Kalaupapa "A Place of Hope": Kahu Kalani Wong shares
In January of 1866, the first of an estimated 8,000 people diagnosed with Hansen's Disease (leprosy)—90 percent of whom were Hawaiian—were exiled to Moloka‘i's remote Kalaupapa Peninsula. January 2022 marked the first observance of Kalaupapa Month by the state of Hawai‘i. In 2013, the 191st ‘Aha Pae‘āina of the Hawai‘i Conference United Church of Christ established Kalaupapa Sunday (the fourth Sunday of January) to remember, commemorate and honor all the patients of Kalaupapa, many of whom came from or had connections to our families and churches.
We met with Kahu Kalani Wong as he recollected his experiences (over the span of 20 years) visiting Kalaupapa—what he’s come to know as a place of hope and resilience; a place to learn about acceptance and celebrate the diversity of life.
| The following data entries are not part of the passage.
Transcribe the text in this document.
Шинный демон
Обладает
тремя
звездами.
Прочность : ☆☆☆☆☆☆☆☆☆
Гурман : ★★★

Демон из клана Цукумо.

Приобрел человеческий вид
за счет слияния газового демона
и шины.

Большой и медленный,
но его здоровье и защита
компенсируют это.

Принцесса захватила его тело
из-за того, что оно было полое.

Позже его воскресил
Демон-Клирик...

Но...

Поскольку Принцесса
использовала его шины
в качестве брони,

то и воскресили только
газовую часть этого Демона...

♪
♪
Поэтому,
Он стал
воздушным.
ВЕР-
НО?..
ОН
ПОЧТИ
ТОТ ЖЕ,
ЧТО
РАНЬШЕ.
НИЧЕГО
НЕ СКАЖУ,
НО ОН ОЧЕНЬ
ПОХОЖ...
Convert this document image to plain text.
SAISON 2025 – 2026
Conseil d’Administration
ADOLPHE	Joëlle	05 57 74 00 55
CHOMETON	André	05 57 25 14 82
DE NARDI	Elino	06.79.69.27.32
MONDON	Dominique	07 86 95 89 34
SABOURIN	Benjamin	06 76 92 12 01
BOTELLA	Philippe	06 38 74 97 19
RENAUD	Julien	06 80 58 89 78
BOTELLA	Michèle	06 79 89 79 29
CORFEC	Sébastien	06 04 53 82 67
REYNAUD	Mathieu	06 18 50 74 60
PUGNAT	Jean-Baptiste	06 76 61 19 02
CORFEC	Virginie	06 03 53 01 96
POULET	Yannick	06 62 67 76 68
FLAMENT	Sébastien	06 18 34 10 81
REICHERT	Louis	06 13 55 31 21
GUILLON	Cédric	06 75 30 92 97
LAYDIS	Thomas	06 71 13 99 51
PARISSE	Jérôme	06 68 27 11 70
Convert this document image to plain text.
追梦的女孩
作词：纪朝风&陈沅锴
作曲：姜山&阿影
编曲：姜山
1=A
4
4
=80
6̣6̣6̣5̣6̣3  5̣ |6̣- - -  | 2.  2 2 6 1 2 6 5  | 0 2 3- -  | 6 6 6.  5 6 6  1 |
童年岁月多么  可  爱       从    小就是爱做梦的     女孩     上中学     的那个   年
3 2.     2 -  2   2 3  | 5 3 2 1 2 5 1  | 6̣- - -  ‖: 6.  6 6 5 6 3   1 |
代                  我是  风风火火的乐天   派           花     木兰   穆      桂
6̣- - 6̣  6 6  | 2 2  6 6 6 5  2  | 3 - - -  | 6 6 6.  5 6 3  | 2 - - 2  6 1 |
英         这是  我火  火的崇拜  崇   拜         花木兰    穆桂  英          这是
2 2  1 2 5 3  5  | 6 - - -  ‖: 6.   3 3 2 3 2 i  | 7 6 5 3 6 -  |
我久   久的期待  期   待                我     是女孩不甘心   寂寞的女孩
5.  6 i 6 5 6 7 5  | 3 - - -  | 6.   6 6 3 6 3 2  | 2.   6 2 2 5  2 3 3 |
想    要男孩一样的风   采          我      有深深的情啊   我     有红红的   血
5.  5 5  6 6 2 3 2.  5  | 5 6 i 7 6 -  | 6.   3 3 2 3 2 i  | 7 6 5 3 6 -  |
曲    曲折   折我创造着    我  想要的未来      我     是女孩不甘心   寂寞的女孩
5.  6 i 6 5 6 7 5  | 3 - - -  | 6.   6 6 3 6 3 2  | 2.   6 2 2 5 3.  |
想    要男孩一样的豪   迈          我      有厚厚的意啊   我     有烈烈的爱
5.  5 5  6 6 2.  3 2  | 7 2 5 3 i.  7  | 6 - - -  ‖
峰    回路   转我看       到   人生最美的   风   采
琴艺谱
“I thought it might have been a place of despair, a place where people were sent to die. But really I see it as a place of hope, I see it as a place of resilience, because that’s what the people are. They’re a model of resilience, making a life in the settlement where everyone does whatever they can to make it into a living and thriving community.”
Kahu Kalani Wong is an ordained minister in the ‘Aha O Nā Mokupuni o Maui, Moloka‘i a me Lāna‘i (Tri-Isle Association) of the Hawai‘i Conference United Church of Christ (HCUCC). He sits on the steering committee for Wisdom of Kalaupapa which is a joint collaboration of HCUCC, ReSource for Christian Spirituality, and Episcopal churches on Kaua‘i. Kalani is the Chaplain of Kamehameha Schools Maui and writes daily devotionals which can be found on the school’s website.